Beside some common sense preparation like learning the music which they play, like and if possible seeing them on the stage before shooting and joining some rehearsals every concert is different, every musician, band or in this case orchestra has different personality.
I am shooting Beach Cities Symphony Orchestra for last 3 years. (Please visit their web sites and come to concerts. BCSO is a non-profit organisations and concerts are free http://www.beachcitiessymphony.org/ ) I can say that it is one of the most demanding, challenging and satisfying experience of my stage shooting experience.
Taking photos of a live classical concert while they are performing for audience is hard and a lot different then shooting a rock band on the stage because there is lots of extra things you need to be careful. May be you can say it is similar to shoot a live theater or similar than a concert shot.
You need to be silent for not disturb the audience. You can not move a lot, even your camera must be very silent. (Technically with experience I can say say that Canon 5D Mark III was the best choice and D800 will follow it. )
You can not go on the stage, You can not be in front of the stage, you can not be inside the audience etc. Also light is set up for a classical music experience. Not so bright and usually not enough for fast exposures. If you think always changing lights of a rock stage is a problem then try to shoot at a classical music concert. And I am not talking about a concert at Hollywood Bowl. I am talking about a relatively small auditorium or an old concert hall.
As I said before because you can not be get close to the stage physically you need to get close to stage by lenses. I am using telephoto lenses like 400mm and 600mm. These kind of focal distance helps you get photos of individuals on the stage but It brings another problem: Exposure Speed. I knew you heard thousand times “ It’s not the camera that is important but the person behind it.” It is generally true but concert photography your equipment is very important
By those focal distances you need to use really high exposure speeds but light mostly not enough. So you need a really high ISO like over 1600. I suggest and prefer use a full frame digital camera with low noise/high ISO performance. Trust me it really helps a lot.

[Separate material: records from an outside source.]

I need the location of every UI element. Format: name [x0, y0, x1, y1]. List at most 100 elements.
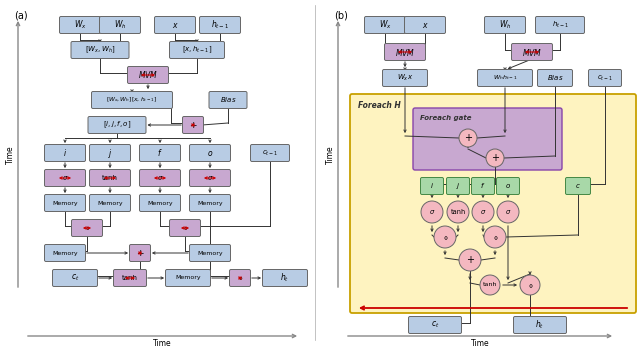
Circle shape: [497, 201, 519, 223]
Text: $j$: $j$: [108, 147, 113, 159]
Text: $\sigma$: $\sigma$: [429, 208, 435, 216]
Text: Memory: Memory: [52, 200, 78, 206]
Text: $h_t$: $h_t$: [536, 319, 545, 331]
Text: $W_h h_{t-1}$: $W_h h_{t-1}$: [493, 73, 517, 82]
Circle shape: [472, 201, 494, 223]
FancyBboxPatch shape: [189, 195, 230, 212]
FancyBboxPatch shape: [408, 316, 461, 333]
FancyBboxPatch shape: [90, 169, 131, 187]
Text: $[x, h_{t-1}]$: $[x, h_{t-1}]$: [182, 45, 212, 55]
Circle shape: [480, 275, 500, 295]
FancyBboxPatch shape: [404, 16, 445, 33]
FancyBboxPatch shape: [413, 108, 562, 170]
Text: $\circ$: $\circ$: [527, 280, 533, 290]
Text: tanh: tanh: [451, 209, 466, 215]
Circle shape: [459, 249, 481, 271]
Text: $MVM$: $MVM$: [522, 47, 542, 57]
Text: $MVM$: $MVM$: [138, 70, 158, 80]
FancyBboxPatch shape: [230, 269, 250, 286]
Circle shape: [447, 201, 469, 223]
Text: tanh: tanh: [483, 283, 497, 287]
Text: $o$: $o$: [207, 149, 213, 158]
FancyBboxPatch shape: [536, 16, 584, 33]
FancyBboxPatch shape: [170, 220, 200, 237]
Text: $W_h$: $W_h$: [114, 19, 126, 31]
FancyBboxPatch shape: [92, 92, 173, 109]
Circle shape: [520, 275, 540, 295]
Text: $j$: $j$: [456, 181, 460, 191]
Text: $f$: $f$: [157, 148, 163, 158]
Text: $c_{t-1}$: $c_{t-1}$: [262, 148, 278, 158]
Text: Foreach H: Foreach H: [358, 101, 401, 110]
FancyBboxPatch shape: [513, 316, 566, 333]
Text: $c_t$: $c_t$: [71, 273, 79, 283]
FancyBboxPatch shape: [200, 16, 241, 33]
Text: $c_{t-1}$: $c_{t-1}$: [597, 73, 613, 82]
FancyBboxPatch shape: [350, 94, 636, 313]
Circle shape: [484, 226, 506, 248]
Text: Memory: Memory: [97, 200, 123, 206]
Text: $f$: $f$: [481, 182, 486, 190]
FancyBboxPatch shape: [140, 169, 180, 187]
FancyBboxPatch shape: [127, 66, 168, 84]
FancyBboxPatch shape: [420, 177, 444, 195]
Text: $\circ$: $\circ$: [182, 223, 188, 232]
Text: Memory: Memory: [52, 251, 78, 255]
FancyBboxPatch shape: [484, 16, 525, 33]
Text: $\circ$: $\circ$: [442, 232, 448, 242]
FancyBboxPatch shape: [140, 195, 180, 212]
Circle shape: [459, 129, 477, 147]
FancyBboxPatch shape: [250, 144, 289, 161]
Text: Memory: Memory: [147, 200, 173, 206]
Text: $W_x x$: $W_x x$: [397, 73, 413, 83]
Text: $c$: $c$: [575, 182, 581, 190]
FancyBboxPatch shape: [497, 177, 520, 195]
FancyBboxPatch shape: [385, 44, 426, 61]
FancyBboxPatch shape: [90, 195, 131, 212]
FancyBboxPatch shape: [182, 117, 204, 134]
Text: Foreach gate: Foreach gate: [420, 115, 472, 121]
FancyBboxPatch shape: [477, 70, 532, 87]
FancyBboxPatch shape: [447, 177, 470, 195]
Text: $[W_x, W_h]$: $[W_x, W_h]$: [84, 45, 115, 55]
Text: $\sigma$: $\sigma$: [207, 174, 213, 182]
Text: Time: Time: [6, 146, 15, 164]
Circle shape: [434, 226, 456, 248]
FancyBboxPatch shape: [189, 245, 230, 261]
FancyBboxPatch shape: [262, 269, 307, 286]
FancyBboxPatch shape: [45, 144, 86, 161]
Text: $h_t$: $h_t$: [280, 272, 289, 284]
Text: $W_x$: $W_x$: [379, 19, 392, 31]
Text: $i$: $i$: [430, 182, 434, 190]
Text: $h_{t-1}$: $h_{t-1}$: [552, 20, 568, 30]
Circle shape: [486, 149, 504, 167]
Text: Memory: Memory: [197, 200, 223, 206]
Text: $\sigma$: $\sigma$: [61, 174, 68, 182]
Text: $\circ$: $\circ$: [84, 223, 90, 232]
Text: +: +: [464, 133, 472, 143]
FancyBboxPatch shape: [45, 195, 86, 212]
FancyBboxPatch shape: [566, 177, 591, 195]
Text: $o$: $o$: [505, 182, 511, 190]
Text: $MVM$: $MVM$: [395, 47, 415, 57]
FancyBboxPatch shape: [45, 245, 86, 261]
Text: $[i, j, f, o]$: $[i, j, f, o]$: [103, 120, 131, 130]
FancyBboxPatch shape: [209, 92, 247, 109]
Text: $W_x$: $W_x$: [74, 19, 86, 31]
Text: $\sigma$: $\sigma$: [480, 208, 486, 216]
Text: $x$: $x$: [422, 21, 428, 30]
Text: +: +: [466, 255, 474, 265]
FancyBboxPatch shape: [365, 16, 406, 33]
Text: $Bias$: $Bias$: [220, 95, 236, 104]
Text: $i$: $i$: [63, 148, 67, 158]
Text: $W_h$: $W_h$: [499, 19, 511, 31]
FancyBboxPatch shape: [189, 144, 230, 161]
FancyBboxPatch shape: [99, 16, 141, 33]
Text: +: +: [491, 153, 499, 163]
Text: Time: Time: [326, 146, 335, 164]
Text: Memory: Memory: [175, 276, 201, 280]
Text: Time: Time: [153, 339, 172, 348]
FancyBboxPatch shape: [170, 41, 225, 58]
FancyBboxPatch shape: [52, 269, 97, 286]
FancyBboxPatch shape: [589, 70, 621, 87]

The following tips are about what gear to use, organization and how to use the available time in a most effective way as to get the best possible photographs and still have fun during the process.
- Meet with the Orchestra and Conductor. Try to learn what they want and don’t want.
- Listen compositions what they will play and take notes if there is a soloist play or not.
- Location scouting is very important, but very time consuming as well. If you couldn’t see the concert hall before try to be there as early as possible at concert day. Try to pick your spots for shooting. If you can find any spot higher then orchestra it will be great.
- Again be at the concert hall as early as possible. Take a program and plan your shooting. If there will be any speech or special event on the stage plan accordingly.
- Do not rush. It is not a five minute rock song (there is nothing wrong about 5 minute rock music just this one is different) Take your time for shooting what you want.
- It’s not a must but usually having some people there to help you with the coordination for the shoot
- Take whole orchestra photograph but try to take some individual photographs of musicians. Especially conductor, soloist, concertmaster and principals. So locate their places on the stage before concert.
Equipment and shooting:
- Use cameras that allows us to take photos at high ISO without noise.
- Prefer to use lenses with open aperture (f/2.8, f1.8, f/1.4)
- Bring your wide angle and telephoto lenses. In a concert I am using 16mm super wide angle to 600mmm super-telephoto
- Better to take a picture a bit noisy than getting an image without noise but all blurred.
- Never use flash unless there is a lecture before or after concert. Even in that case ask before!
- Always shot RAW
- Try to shoot fast exposure speeds. If you are far even small movement on the stage or on your tripod cause blurry images.
- Use a good tripod and stay away from cheap ones. It helps you to get sharp images, and it carry your expensive camera. A wobbly cheap tripod will not do any good to you and If your camera falls down during concert will be end of the world.